Qu’est-ce que ça change ?

Cette vision (l’eschatologie optimiste) change radicalement notre perspective et par conséquent notre comportement. Notre vision n’est plus centrée sur nous-même et notre propre sanctification mais sur la sanctification du monde.

Si le monde est appelé à une fin catastrophique, à quoi bon vouloir le changer ? A quoi bon espérer un avenir meilleur ? Au contraire, si nous pensons que le Royaume de Dieu est appelé à croître, nous nous engagerons plus volontiers pour contribuer au changement et à l’amélioration de notre société.

En disant cela je ne minimise pas la conversion personnelle. Bien au contraire, elle reste la base indispensable à l’avancement du Royaume. Mais je n’en fais pas non plus une fin en soi. Nous sommes appelés à être le sel de la Terre, c’est à dire que nous devons être utile au monde. Nous ne sommes pas appelés à nous retrancher dans une citadelle (« l’Eglise ») en attendant le retour de Jésus que nous pensons imminent.
D’ailleurs, au risque de décevoir beaucoup de chrétiens, je ne pense pas que ce retour soit imminent, car l’Epouse est loin d’être prête.

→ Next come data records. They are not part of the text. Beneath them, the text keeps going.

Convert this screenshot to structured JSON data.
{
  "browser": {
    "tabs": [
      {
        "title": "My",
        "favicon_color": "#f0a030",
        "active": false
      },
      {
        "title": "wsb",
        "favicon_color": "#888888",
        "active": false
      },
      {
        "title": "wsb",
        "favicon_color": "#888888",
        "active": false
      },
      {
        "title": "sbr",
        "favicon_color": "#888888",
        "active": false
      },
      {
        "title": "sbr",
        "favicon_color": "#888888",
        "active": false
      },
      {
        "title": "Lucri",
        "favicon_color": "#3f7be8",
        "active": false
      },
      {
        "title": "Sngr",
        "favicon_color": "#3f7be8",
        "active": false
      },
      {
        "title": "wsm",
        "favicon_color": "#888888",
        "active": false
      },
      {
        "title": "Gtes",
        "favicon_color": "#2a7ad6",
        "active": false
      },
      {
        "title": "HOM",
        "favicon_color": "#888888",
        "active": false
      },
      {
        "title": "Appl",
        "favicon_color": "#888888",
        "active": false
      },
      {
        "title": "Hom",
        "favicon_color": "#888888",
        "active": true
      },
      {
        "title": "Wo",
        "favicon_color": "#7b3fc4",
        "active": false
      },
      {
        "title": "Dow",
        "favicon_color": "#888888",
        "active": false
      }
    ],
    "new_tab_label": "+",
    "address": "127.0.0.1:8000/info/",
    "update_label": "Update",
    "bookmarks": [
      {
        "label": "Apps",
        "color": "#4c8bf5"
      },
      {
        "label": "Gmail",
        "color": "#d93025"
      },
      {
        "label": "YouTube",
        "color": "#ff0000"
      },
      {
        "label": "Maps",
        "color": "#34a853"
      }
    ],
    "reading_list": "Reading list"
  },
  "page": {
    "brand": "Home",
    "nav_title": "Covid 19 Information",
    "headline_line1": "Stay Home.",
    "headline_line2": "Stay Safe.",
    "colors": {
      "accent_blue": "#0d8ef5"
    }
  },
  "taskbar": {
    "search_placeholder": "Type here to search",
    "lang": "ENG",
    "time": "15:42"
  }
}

Avant de monter au ciel, Jésus a confié une mission à ses disciples. En devenant à notre tour ses disciples, nous devenons aussi les héritiers de cette mission. Tant que cette mission ne sera pas remplie, Jésus ne reviendra pas.

Or, si je regarde le monde autour de moi, je constate que cette mission est loin d’être remplie. Contrairement à beaucoup d’évangéliques, je ne me réjouis donc pas des catastrophes en pensant qu’elles annoncent le retour imminent de Jésus. Au contraire, toutes les mauvaises nouvelles que nous pouvons entendre (les guerres, etc.), nous rappellent que, 2000 ans après, l’Eglise est encore loin, très loin, d’avoir accompli ce que Jésus attend d’elle.

Conclusion
Ces propos ne sont pas pessimistes, bien au contraire. Lorsque j’étudie l’histoire, je vois tout le chemin qui a été parcouru. Ainsi, même s’il reste beaucoup à faire, beaucoup a déjà aussi été fait par nos prédécesseurs.

En tant que chrétiens, nous devons obéir à l’ordre de Jésus et contribuer à l’avancement du Royaume de Dieu. Toutefois, notre obéissance n’est possible que si notre espérance est correcte.

Si nous attendons une fin du monde catastrophique, alors nous ne ferons rien pour que cela change. Si au contraire nous espérons une fin glorieuse, alors nous nous mettrons en action pour atteindre ce but.

« Puis Jésus dit au centenier: Va, qu’il te soit fait selon ta foi. » Matthieu 8 : 13.